Vocab counts for class weights

I have a model with self.loss = torch.nn.CrossEntropyLoss(weight=weight) set in the __init__ method. I’m hoping that setting these weights will help address the class imbalance in the data. To calculate the weights, I’m currently starting with labels_with_counts = list(self.vocab._retained_counter["labels"].items()), but the hackiness of this solution caught up with me. Once I train the model and want to run a predictor or evaluator, that _retained_counter is no longer available for the loaded vocabulary (https://github.com/allenai/allennlp/blob/master/allennlp/data/vocabulary.py#L717). Is there “built-in” way to get these counts, or is this the kind of thing I’d be better off calculating externally as something like a data-pre-processing step and loading in from a file or config?

This kind of thing has been on our wish list for a long time, but we don’t currently have a good mechanism of handling it. There are two main problems: (1) how do we pass global dataset statistics or other parameters to the model? And (2) how do we save this reliably in the model archive so that it gets loaded correctly at test time? We don’t currently have solutions for either of these, though contributions for them would be welcome.

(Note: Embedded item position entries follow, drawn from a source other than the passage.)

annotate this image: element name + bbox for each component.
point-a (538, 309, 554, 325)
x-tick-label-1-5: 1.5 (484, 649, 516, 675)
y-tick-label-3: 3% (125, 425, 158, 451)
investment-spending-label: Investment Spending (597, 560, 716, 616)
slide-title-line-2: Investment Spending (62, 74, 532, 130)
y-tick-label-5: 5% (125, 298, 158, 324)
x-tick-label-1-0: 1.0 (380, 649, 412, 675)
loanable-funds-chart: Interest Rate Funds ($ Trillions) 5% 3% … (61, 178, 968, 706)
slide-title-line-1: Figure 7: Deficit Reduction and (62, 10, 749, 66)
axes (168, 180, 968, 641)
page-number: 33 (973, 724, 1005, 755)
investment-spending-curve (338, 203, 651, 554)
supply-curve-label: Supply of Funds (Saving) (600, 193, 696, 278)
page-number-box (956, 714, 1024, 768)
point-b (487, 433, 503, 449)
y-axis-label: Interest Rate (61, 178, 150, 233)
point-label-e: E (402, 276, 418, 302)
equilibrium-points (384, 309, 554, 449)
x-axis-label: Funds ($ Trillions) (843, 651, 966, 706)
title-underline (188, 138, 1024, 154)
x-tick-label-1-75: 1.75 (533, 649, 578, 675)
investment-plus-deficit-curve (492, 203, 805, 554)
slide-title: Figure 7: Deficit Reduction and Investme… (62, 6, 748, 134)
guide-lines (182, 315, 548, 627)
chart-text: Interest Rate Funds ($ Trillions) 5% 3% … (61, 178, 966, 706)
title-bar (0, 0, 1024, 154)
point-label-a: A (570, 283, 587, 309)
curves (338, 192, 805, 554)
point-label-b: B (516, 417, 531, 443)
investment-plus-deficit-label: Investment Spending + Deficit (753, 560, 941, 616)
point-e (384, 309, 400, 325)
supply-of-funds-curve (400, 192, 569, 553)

Oh, and sorry, yeah, the best way currently is to pre-compute it in a data processing step, then pass it in as a parameter to the model. Ugly, but that’s what you have to do right now.

Cool–thanks for the quick reply!

If we’re only concerned with label weights when computing the training loss, would it be possible to encapsulate the loss computation in forward() with if self.training: and still use this approach?